En su amplia experiencia de ver y conocer todo tipo de querellas, jamás en su magistratura había tenido un caso similar. Con curiosidad de mozalbete y vecina con lengua viperina, priorizo el caso y cito a las partes.
¿Qué pasa con uds., como así que un perro chismoso, es causal para pedir el divorcio?
La mujer inició contando que un día llego a su casa en horas de la noche, y que su perro Kaliman estaba inquieto, no dejaba de ladrar e indicaba sobre la presencia de extraños. Ella siguió al can hacia el interior de la vivienda y encontró a su esposo aplicando masajes a una bella y esbelta joven.
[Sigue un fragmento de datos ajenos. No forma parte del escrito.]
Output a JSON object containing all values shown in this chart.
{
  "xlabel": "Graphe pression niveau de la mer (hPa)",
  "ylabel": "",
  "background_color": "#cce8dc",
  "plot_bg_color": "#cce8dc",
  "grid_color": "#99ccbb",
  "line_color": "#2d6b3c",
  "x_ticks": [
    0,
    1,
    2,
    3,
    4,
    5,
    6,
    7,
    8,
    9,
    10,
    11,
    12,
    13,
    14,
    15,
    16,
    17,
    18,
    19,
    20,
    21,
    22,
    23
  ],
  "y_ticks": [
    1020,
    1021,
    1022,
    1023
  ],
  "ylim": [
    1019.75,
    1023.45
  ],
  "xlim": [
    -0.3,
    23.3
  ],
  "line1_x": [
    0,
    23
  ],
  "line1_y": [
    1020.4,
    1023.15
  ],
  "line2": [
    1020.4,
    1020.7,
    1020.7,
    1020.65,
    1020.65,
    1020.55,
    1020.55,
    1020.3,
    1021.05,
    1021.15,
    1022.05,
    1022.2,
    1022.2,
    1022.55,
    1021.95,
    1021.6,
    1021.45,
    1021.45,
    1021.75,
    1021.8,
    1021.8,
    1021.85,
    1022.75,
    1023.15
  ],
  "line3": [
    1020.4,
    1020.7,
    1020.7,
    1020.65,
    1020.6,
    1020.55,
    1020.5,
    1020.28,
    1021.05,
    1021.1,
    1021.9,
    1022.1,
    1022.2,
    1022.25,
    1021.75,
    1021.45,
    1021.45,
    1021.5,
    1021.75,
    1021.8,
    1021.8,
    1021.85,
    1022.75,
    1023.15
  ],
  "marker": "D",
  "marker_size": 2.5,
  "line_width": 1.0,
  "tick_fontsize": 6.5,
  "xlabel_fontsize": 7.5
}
Ella muy extrañada recrimino al marido y agradeció al perro.
El esposo en su defensar argumento que tal situación era cierta, pero que no tenia nada que ocultar. Explicó sobre sus problemas económicos, que el salario de ella no alcanza; y por ello tomó la iniciativa de dar masajes, ya que hizo un curso por internet. Agregó que si le iba a contar a su esposa, pero que el perro chismoso se adelantó. Por lo anterior, está solicitando el divorcio y que el perro salga de sus vidas.
Para el juez, era una situación inédita. No hay precedente jurídico al respecto. Se trata de una relación de pareja que sufre la realidad del alto costo de vida, pero tienen a todas luces un compañero fiel, decido a defender los intereses de familia. Su naturaleza y esencia, es esa.
La sala de audiencias estaba repleta y acompañada de un silencio sepulcral. Todos estaban interesados en la decisión del juez, ya que el caso se había hecho viral por tan insólita situación. Había todo tipo de especulaciones y hasta apuestas se hacían en la calle, donde el tumulto impedía la movilidad.
“La solicitud de divorcio, es negada. Tienen un problema de comunicación que uds. mismos deben resolver. A su relación le falta confianza y esa se gana con hechos y no palabras. En cuanto al perro, les ordeno traerlo hasta acá que lo vamos a adoptar, nombrándolo detective con salario y prestaciones”.